Quickstart Walkthrough¶
File: examples/quickstart.py
This example demonstrates the basics of DRLS: creating a Spark-on-Ray session, running queries, creating Iceberg tables, and converting between Spark DataFrames and Ray Datasets.
Full Source¶
"""DRLS Quickstart — Spark-on-Ray with Iceberg.
Run:
pip install drls
python examples/quickstart.py
"""
import ray
import drls
ray.init()
# Start a Spark-on-Ray cluster with a local Iceberg catalog
spark = drls.init_spark(
app_name="quickstart",
num_executors=2,
executor_cores=1,
executor_memory="512M",
iceberg_catalog="hadoop",
iceberg_warehouse="/tmp/drls-warehouse",
)
# Basic Spark operations work as normal
df = spark.range(100).toDF("id")
df = df.withColumn("doubled", df["id"] * 2)
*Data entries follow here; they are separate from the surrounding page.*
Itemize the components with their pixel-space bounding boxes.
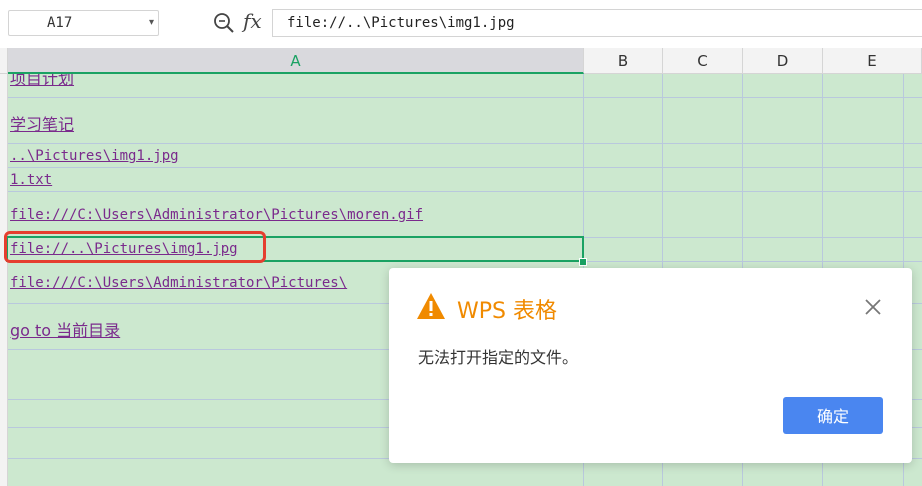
- ok-button[interactable]: 确定: [783, 397, 883, 434]
- close-icon[interactable]: [863, 297, 883, 317]
- cell-link[interactable]: 项目计划: [10, 74, 74, 88]
- cell-link[interactable]: 学习笔记: [10, 111, 74, 135]
- fill-handle[interactable]: [579, 258, 587, 266]
- warning-icon: [417, 293, 445, 319]
- chevron-down-icon[interactable]: ▾: [149, 11, 154, 35]
- column-header-c[interactable]: C: [663, 48, 743, 74]
- cell-link[interactable]: file:///C:\Users\Administrator\Pictures\…: [10, 207, 423, 223]
- gridline: [8, 167, 922, 168]
- gridline: [8, 143, 922, 144]
- cell-link[interactable]: go to 当前目录: [10, 317, 120, 341]
- gridline: [8, 97, 922, 98]
- row-header-gutter[interactable]: [0, 74, 8, 486]
- cell-link[interactable]: ..\Pictures\img1.jpg: [10, 148, 179, 164]
- cell-link[interactable]: file:///C:\Users\Administrator\Pictures\: [10, 275, 347, 291]
- gridline: [8, 191, 922, 192]
- column-header-b[interactable]: B: [584, 48, 663, 74]
- dialog-title: WPS 表格: [457, 299, 557, 324]
- select-all-corner[interactable]: [0, 48, 8, 74]
- formula-bar: A17 ▾ fx file://..\Pictures\img1.jpg: [0, 0, 922, 49]
- column-header-d[interactable]: D: [743, 48, 823, 74]
- zoom-icon[interactable]: [212, 11, 236, 35]
- column-header-e[interactable]: E: [823, 48, 922, 74]
- name-box[interactable]: A17 ▾: [8, 10, 159, 36]
- cell-clip: 项目计划: [8, 74, 583, 88]
- cell-reference: A17: [47, 15, 73, 31]
- dialog-message: 无法打开指定的文件。: [418, 348, 579, 367]
- error-dialog: WPS 表格 无法打开指定的文件。 确定: [389, 268, 912, 463]
- column-header-a[interactable]: A: [8, 48, 584, 74]
- highlight-annotation: [4, 231, 266, 263]
- cell-link[interactable]: 1.txt: [10, 172, 52, 188]
- formula-input[interactable]: file://..\Pictures\img1.jpg: [272, 9, 922, 37]
- function-icon[interactable]: fx: [243, 9, 262, 33]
print(f"Row count: {df.count()}") # 100
# Create an Iceberg table
spark.sql("CREATE DATABASE IF NOT EXISTS drls.demo")
spark.sql("""
CREATE TABLE IF NOT EXISTS drls.demo.numbers (
id BIGINT,
doubled BIGINT
) USING iceberg
""")
df.writeTo("drls.demo.numbers").overwritePartitions()
# Query it back
result = spark.table("drls.demo.numbers")
print(f"Iceberg table count: {result.count()}") # 100
result.show(5)
# Convert Spark DataFrame to Ray Dataset
ray_ds = drls.spark_dataframe_to_ray_dataset(df)
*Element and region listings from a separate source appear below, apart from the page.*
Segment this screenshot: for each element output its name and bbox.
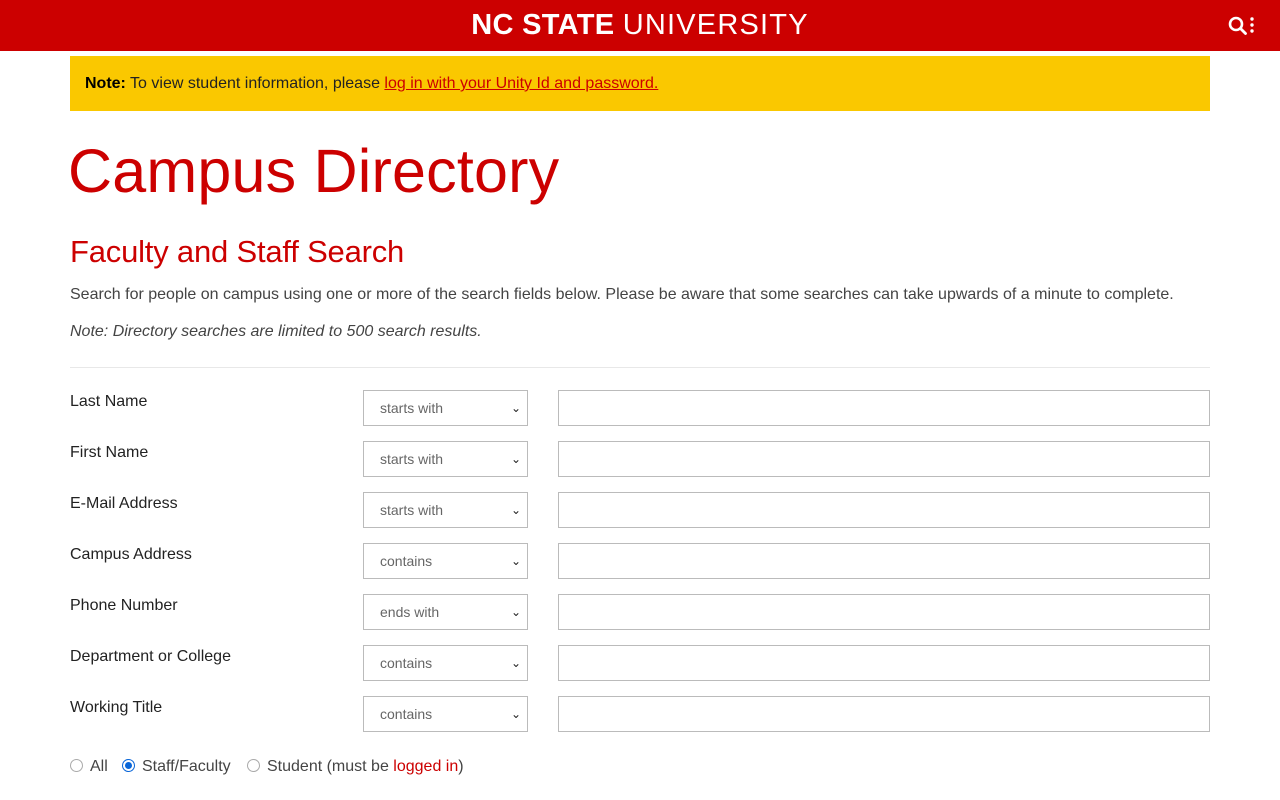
last-name-input[interactable] xyxy=(558,390,1210,426)
match-value: starts with xyxy=(380,400,444,416)
match-select[interactable]: contains ⌄ xyxy=(363,543,528,579)
chevron-down-icon: ⌄ xyxy=(510,503,521,517)
university-logo[interactable]: NC STATE UNIVERSITY xyxy=(0,9,1280,41)
login-link[interactable]: log in with your Unity Id and password. xyxy=(384,75,658,92)
radio-student[interactable] xyxy=(247,759,260,772)
login-notice-banner: Note: To view student information, pleas… xyxy=(70,56,1210,111)
radio-label: All xyxy=(90,758,108,775)
first-name-input[interactable] xyxy=(558,441,1210,477)
chevron-down-icon: ⌄ xyxy=(510,707,521,721)
match-select[interactable]: ends with ⌄ xyxy=(363,594,528,630)
radio-staff-faculty[interactable] xyxy=(122,759,135,772)
match-select[interactable]: contains ⌄ xyxy=(363,645,528,681)
notice-text: To view student information, please xyxy=(130,75,380,92)
radio-label: Staff/Faculty xyxy=(142,758,231,775)
logged-in-link[interactable]: logged in xyxy=(393,758,458,775)
field-label: Working Title xyxy=(70,699,163,716)
campus-address-input[interactable] xyxy=(558,543,1210,579)
field-label: Department or College xyxy=(70,648,231,665)
section-title: Faculty and Staff Search xyxy=(70,234,405,269)
match-value: starts with xyxy=(380,502,444,518)
field-label: Phone Number xyxy=(70,597,178,614)
chevron-down-icon: ⌄ xyxy=(510,452,521,466)
field-row-last-name: Last Name starts with ⌄ xyxy=(70,390,1210,426)
field-label: First Name xyxy=(70,444,149,461)
match-select[interactable]: contains ⌄ xyxy=(363,696,528,732)
page-title: Campus Directory xyxy=(68,137,560,205)
field-label: Campus Address xyxy=(70,546,192,563)
field-row-campus-address: Campus Address contains ⌄ xyxy=(70,543,1210,579)
intro-text: Search for people on campus using one or… xyxy=(70,286,1174,303)
field-label: Last Name xyxy=(70,393,148,410)
phone-input[interactable] xyxy=(558,594,1210,630)
chevron-down-icon: ⌄ xyxy=(510,605,521,619)
radio-label-group: Student (must be logged in) xyxy=(267,756,464,778)
field-label: E-Mail Address xyxy=(70,495,178,512)
match-value: contains xyxy=(380,553,433,569)
radio-label: Student (must be xyxy=(267,758,394,775)
radio-label-suffix: ) xyxy=(458,758,464,775)
brand-bold: NC STATE xyxy=(471,9,615,41)
radio-all[interactable] xyxy=(70,759,83,772)
match-select[interactable]: starts with ⌄ xyxy=(363,390,528,426)
department-input[interactable] xyxy=(558,645,1210,681)
email-input[interactable] xyxy=(558,492,1210,528)
chevron-down-icon: ⌄ xyxy=(510,401,521,415)
field-row-first-name: First Name starts with ⌄ xyxy=(70,441,1210,477)
brand-light: UNIVERSITY xyxy=(622,9,809,41)
chevron-down-icon: ⌄ xyxy=(510,656,521,670)
site-header: NC STATE UNIVERSITY xyxy=(0,0,1280,51)
match-select[interactable]: starts with ⌄ xyxy=(363,492,528,528)
match-value: ends with xyxy=(380,604,440,620)
field-row-phone: Phone Number ends with ⌄ xyxy=(70,594,1210,630)
working-title-input[interactable] xyxy=(558,696,1210,732)
match-value: contains xyxy=(380,655,433,671)
match-select[interactable]: starts with ⌄ xyxy=(363,441,528,477)
search-menu-icon[interactable] xyxy=(1226,12,1260,38)
field-row-department: Department or College contains ⌄ xyxy=(70,645,1210,681)
field-row-working-title: Working Title contains ⌄ xyxy=(70,696,1210,732)
notice-label: Note: xyxy=(85,75,126,92)
divider xyxy=(70,367,1210,368)
match-value: starts with xyxy=(380,451,444,467)
chevron-down-icon: ⌄ xyxy=(510,554,521,568)
field-row-email: E-Mail Address starts with ⌄ xyxy=(70,492,1210,528)
limit-note: Note: Directory searches are limited to … xyxy=(70,323,482,340)
match-value: contains xyxy=(380,706,433,722)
print(f"Ray Dataset count: {ray_ds.count()}") # 100
# Convert back
df2 = drls.ray_dataset_to_spark_dataframe(spark, ray_ds)
print(f"Round-trip count: {df2.count()}") # 100
# Cleanup
drls.stop_spark()
ray.shutdown()
print("Quickstart complete!")
Step-by-Step¶
Initialize Ray and Spark¶
ray.init()
spark = drls.init_spark(
app_name="quickstart",
num_executors=2,
executor_cores=1,
executor_memory="512M",
iceberg_catalog="hadoop",
iceberg_warehouse="/tmp/drls-warehouse",
)
init_spark() launches Spark executors as Ray actors. The iceberg_catalog and iceberg_warehouse parameters configure a local Hadoop Iceberg catalog.
Create and Query Data¶
df = spark.range(100).toDF("id")
df = df.withColumn("doubled", df["id"] * 2)
print(f"Row count: {df.count()}") # 100
Standard PySpark operations work as expected — the Spark executors run inside Ray.
Create an Iceberg Table¶
spark.sql("CREATE DATABASE IF NOT EXISTS drls.demo")
spark.sql("""
CREATE TABLE IF NOT EXISTS drls.demo.numbers (
id BIGINT, doubled BIGINT
) USING iceberg
""")
df.writeTo("drls.demo.numbers").overwritePartitions()
The drls prefix is the catalog name configured in init_spark().
Convert Between Runtimes¶
# Spark → Ray
ray_ds = drls.spark_dataframe_to_ray_dataset(df)
print(f"Ray Dataset count: {ray_ds.count()}") # 100
# Ray → Spark
df2 = drls.ray_dataset_to_spark_dataframe(spark, ray_ds)
print(f"Round-trip count: {df2.count()}") # 100
These conversions use Arrow for efficient zero-copy transfer when possible.
Cleanup¶
Always call stop_spark() before ray.shutdown() to cleanly release Spark resources.